In the case of surfactants such as water wetting, non-emulsifier and clay stabilizer products, "green" chemistry was readily available. Standard testing verified that they would be equal to or better than the original additives. Additionally, because these new environmentally acceptable water wetting surfactant and non-emulsifier components were used in bulk in the food and cleaning industries, the cost of each was within approximately 5% of the old components.
The company also developed a new family of fracturing fluid breakers to help replace potentially hazardous oxidizers, and they turned out to be much less expensive than high-temperature and high-pH (extremozyme) enzyme breaker products. The newly developed breaker chemistry is based on the use of naturally occurring food substances that are well known and widely used in bulk quantities. The new gel breakers, whose working temperature ranges from about 125°F (52°C) to 280°F (138°C), cost only slightly more than oxidizers.
Gulf of Mexico applications
Three frac pack treatments using the new fluid were performed on gas wells in South Marsh Island and Main Pass. The wells averaged 12,000 ft (3,650 m) in depth with pore pressure of 9.5 ppg (1.14 sg) and bottomhole temperature of 200°F (93°C). The fluid system mixed and pumped with standard mixing equipment and provided the desired fluid rheology for the tip screen-out design. The treatments had net pressure gains of 500 to less than 1,000 psi (3.5 to less than 6.9 MPa). One of the wells is flowing at greater-than-expected rates with 100 psi (0.7 MPa) drawdown across the completion. The operator was pleased that the fluid system fit its corporate mandate to comply not only with the letter but also the spirit of environmental regulations.
At the same time, four wells with eight completions were treated in High Island 365 near the Flower Garden Banks, a reef structure consisting of a pair of topographic features that rise to within 60 ft (18.3 m) of the surface.
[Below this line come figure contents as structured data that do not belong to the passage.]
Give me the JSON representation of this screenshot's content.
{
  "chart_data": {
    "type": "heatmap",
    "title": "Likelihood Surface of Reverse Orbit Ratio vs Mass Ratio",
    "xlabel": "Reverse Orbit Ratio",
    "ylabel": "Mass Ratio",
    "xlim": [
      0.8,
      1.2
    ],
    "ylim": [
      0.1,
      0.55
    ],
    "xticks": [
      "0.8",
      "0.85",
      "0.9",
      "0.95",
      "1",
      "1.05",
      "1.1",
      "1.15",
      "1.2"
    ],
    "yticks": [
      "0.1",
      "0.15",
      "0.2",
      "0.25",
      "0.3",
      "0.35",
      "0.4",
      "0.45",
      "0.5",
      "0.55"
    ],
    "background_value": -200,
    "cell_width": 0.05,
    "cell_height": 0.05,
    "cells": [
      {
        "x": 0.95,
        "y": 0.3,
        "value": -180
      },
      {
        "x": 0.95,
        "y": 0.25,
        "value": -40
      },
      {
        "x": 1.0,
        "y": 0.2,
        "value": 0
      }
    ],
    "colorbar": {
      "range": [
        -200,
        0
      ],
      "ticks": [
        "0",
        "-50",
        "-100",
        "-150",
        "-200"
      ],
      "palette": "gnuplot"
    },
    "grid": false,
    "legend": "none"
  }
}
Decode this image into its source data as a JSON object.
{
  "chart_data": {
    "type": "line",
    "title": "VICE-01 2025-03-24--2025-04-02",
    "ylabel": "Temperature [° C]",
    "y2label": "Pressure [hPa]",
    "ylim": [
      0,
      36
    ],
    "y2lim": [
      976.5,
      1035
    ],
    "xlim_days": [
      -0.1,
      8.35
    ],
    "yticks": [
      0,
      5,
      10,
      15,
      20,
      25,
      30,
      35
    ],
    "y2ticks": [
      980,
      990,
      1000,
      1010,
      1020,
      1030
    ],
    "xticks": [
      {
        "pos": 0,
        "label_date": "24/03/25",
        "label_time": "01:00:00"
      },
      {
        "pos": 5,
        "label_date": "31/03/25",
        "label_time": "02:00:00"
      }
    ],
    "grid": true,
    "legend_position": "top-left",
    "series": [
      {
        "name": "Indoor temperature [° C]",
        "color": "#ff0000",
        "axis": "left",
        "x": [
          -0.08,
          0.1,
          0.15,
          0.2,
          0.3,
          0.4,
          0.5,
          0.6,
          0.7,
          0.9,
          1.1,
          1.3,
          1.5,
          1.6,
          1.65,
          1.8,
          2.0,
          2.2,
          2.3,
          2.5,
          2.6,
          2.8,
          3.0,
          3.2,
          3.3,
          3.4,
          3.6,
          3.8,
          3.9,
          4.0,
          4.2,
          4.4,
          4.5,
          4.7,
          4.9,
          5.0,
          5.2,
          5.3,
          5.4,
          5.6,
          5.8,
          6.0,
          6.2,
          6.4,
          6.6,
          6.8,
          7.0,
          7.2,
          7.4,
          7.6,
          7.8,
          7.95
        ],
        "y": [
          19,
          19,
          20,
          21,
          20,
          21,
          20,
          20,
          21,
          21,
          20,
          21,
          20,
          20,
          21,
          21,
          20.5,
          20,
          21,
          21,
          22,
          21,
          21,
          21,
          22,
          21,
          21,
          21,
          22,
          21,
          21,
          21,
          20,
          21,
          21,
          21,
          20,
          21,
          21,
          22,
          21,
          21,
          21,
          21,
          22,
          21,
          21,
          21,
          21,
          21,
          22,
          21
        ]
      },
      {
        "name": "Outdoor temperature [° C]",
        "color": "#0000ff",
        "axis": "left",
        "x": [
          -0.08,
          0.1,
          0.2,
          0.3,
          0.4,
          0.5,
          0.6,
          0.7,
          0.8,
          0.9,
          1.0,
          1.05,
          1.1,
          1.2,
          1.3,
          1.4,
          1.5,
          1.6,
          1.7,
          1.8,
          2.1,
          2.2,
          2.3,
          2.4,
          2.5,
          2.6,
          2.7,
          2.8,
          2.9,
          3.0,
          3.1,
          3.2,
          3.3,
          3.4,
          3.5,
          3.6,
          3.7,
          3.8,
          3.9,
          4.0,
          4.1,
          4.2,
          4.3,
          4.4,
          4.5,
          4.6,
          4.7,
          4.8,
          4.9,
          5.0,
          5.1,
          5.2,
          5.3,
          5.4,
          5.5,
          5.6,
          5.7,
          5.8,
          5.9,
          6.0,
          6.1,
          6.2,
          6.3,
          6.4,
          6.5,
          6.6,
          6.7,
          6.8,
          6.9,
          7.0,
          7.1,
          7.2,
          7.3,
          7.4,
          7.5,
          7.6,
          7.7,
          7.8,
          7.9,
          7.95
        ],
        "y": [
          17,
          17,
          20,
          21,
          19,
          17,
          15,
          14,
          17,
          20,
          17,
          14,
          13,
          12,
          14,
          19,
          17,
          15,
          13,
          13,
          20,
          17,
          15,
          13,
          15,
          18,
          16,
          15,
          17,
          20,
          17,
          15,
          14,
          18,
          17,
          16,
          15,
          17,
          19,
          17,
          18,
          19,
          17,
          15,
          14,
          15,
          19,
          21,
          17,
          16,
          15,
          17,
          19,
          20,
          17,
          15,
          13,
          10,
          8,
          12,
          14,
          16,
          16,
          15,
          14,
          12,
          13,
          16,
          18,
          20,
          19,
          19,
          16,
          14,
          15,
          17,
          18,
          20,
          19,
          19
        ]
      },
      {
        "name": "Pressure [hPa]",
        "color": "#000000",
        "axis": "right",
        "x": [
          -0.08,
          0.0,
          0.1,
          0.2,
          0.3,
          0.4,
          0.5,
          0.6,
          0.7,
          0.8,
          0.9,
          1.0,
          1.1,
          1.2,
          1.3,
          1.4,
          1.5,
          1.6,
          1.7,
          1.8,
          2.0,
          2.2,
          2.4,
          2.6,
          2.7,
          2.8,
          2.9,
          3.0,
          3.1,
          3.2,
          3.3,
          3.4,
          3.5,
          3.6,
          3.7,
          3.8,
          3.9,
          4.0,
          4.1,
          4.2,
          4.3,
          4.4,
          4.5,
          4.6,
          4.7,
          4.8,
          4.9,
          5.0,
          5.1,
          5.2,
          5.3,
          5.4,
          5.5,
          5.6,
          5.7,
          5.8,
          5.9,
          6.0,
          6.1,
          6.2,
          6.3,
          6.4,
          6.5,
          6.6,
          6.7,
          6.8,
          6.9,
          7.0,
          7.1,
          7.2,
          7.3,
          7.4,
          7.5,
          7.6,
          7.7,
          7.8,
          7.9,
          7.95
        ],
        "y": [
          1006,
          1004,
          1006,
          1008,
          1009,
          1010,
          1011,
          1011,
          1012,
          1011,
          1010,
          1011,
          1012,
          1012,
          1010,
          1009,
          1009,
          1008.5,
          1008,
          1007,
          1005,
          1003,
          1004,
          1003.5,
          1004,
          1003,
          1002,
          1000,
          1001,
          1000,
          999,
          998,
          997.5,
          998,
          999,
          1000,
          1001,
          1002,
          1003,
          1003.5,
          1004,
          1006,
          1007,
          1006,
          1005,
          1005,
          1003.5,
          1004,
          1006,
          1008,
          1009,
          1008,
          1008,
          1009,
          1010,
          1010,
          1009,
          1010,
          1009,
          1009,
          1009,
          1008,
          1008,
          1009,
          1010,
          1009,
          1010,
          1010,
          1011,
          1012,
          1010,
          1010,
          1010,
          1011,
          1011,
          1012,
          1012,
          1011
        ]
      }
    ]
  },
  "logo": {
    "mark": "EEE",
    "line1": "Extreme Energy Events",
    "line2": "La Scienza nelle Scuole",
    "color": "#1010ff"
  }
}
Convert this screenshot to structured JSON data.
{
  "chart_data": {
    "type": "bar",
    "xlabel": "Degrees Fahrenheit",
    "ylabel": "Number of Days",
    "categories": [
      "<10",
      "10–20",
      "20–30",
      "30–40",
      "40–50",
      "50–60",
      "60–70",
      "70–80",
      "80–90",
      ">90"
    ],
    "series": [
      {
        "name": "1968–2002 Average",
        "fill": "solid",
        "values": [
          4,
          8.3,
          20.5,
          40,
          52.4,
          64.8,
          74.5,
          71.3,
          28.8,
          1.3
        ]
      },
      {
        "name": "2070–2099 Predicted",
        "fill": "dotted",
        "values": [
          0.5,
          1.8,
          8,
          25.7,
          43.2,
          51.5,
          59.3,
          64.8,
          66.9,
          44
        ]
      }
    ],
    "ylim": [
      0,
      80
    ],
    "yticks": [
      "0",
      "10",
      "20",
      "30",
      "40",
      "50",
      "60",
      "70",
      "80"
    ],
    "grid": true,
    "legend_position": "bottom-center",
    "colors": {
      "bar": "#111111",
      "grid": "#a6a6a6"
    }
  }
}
The features are topped by reef-building corals, fish and a variety of marine organisms. This area was designated as a National Marine Sanctuary in 1992. The use of the new fluid system to treat these wells to helped the operator to minimize the environmental risks of completion operations.
The eight completions were conducted in Block High Island 365, Wells A-8, Upper and Lower; A-12, Upper and Lower; A-21, Upper and Lower; and A-24, Upper and Lower.
The wells averaged 5,000 ft to 7,000 ft (1,500 m to 2,100 m) measured depth; 4000 ft to 5,000 ft (1,200 m to 2,100 m) total vertical depth (TVD) at approximately 130°F (55°C). The reservoir pressures varied from 2,200 psi to 2,600 psi and were perforated at intervals ranging from 20 ft to 50 ft (6 m to 15 m) TVD. The frac packs yielded 50 psi to 400 psi net pressure gains for the 2 by 105 psi modulus rock. The production from the wells met or exceeded expectations. The total production increase was 29 MMcfd
(8.2 by105 m3/day) and 1,000 b/d of oil (178 m3/day). The low environmental impact of the fluid provided the operator with the fracturing fluid and environmental performance it needed to discharge fluids according to its rigs' discharge permits.